St. Augustine’s Flagler College is offering its first master’s degree in deaf education.
At the same time, a nationwide shortage of special-education teachers is creating vacancies in deaf-only classrooms.
Flagler College offers undergraduate degrees in deaf education, as do many other colleges and universities in Florida, but Flagler’s director of deaf education, Margaret Finnegan says having a master’s program will train teachers to deal with specialized cases.
“We now have children who are coming to us with a variety of disabling conditions in addition to their deafness. So, fully 30 to 40 percent of the children we’re educating have additional disabilities,” Finnegan says.
She says because deafness is so uncommon, most colleges won't spend money to create programs.
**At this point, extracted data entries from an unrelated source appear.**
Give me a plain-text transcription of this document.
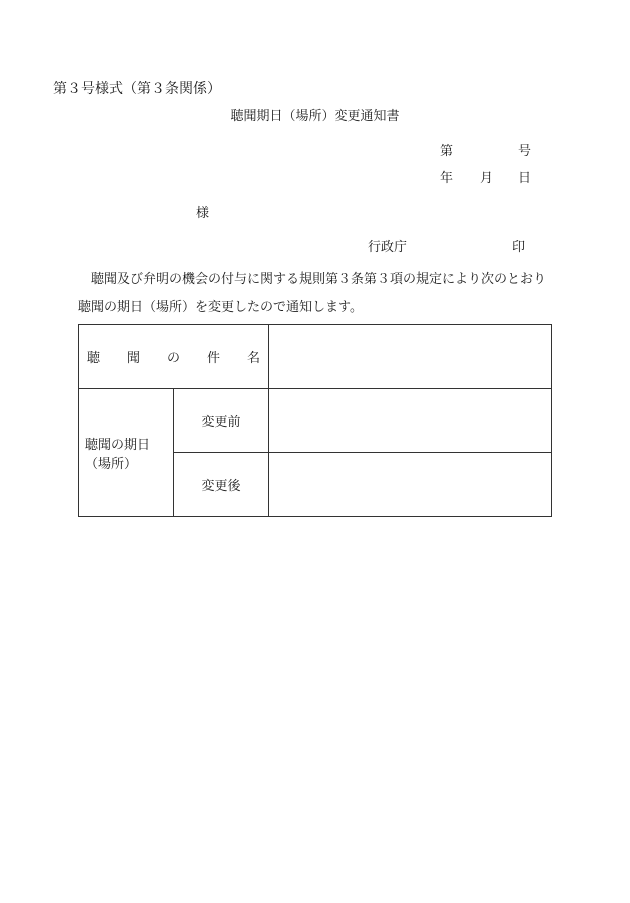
第３号様式（第３条関係）
聴聞期日（場所）変更通知書
第	号
年 月 日
様
行政庁	印
聴聞及び弁明の機会の付与に関する規則第３条第３項の規定により次のとおり聴聞の期日（場所）を変更したので通知します。
聴 聞 の 件 名		

聴聞の期日（場所）	変更前	
	変更後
That, combined with the fact that deaf students are increasingly attending regular public schools, has created a deaf-educator shortage.
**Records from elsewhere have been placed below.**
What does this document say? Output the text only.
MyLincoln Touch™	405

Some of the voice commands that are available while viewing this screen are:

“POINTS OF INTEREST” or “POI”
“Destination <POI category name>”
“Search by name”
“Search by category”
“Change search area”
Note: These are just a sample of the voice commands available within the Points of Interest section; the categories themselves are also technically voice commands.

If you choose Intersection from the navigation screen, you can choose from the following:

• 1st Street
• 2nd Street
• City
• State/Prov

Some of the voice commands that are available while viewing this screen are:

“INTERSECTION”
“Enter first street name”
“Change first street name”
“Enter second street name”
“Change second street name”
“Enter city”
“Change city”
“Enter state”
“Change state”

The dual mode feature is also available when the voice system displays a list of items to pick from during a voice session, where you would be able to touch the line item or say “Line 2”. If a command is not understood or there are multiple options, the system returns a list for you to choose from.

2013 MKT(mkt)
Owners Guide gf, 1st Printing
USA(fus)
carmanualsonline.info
“The number of vacancies for those types of teachers, called "itinerate" teachers, has grown. At the same time a number of programs that train teachers of the deaf have closed around the country,” she says. “This is primarily because this is a ‘low-incidence population’ and those programs tend to be small.”
According to data from the U.S. Department of Education and the National Center for Education Statistics, Florida remains in the top 15 states with special-ed teaching vacancies. But the Sunshine State is also one of the largest producers of special-ed teaching graduates.
Finnegan says the Flagler master’s program is mostly online in hopes of graduating more teachers for the deaf.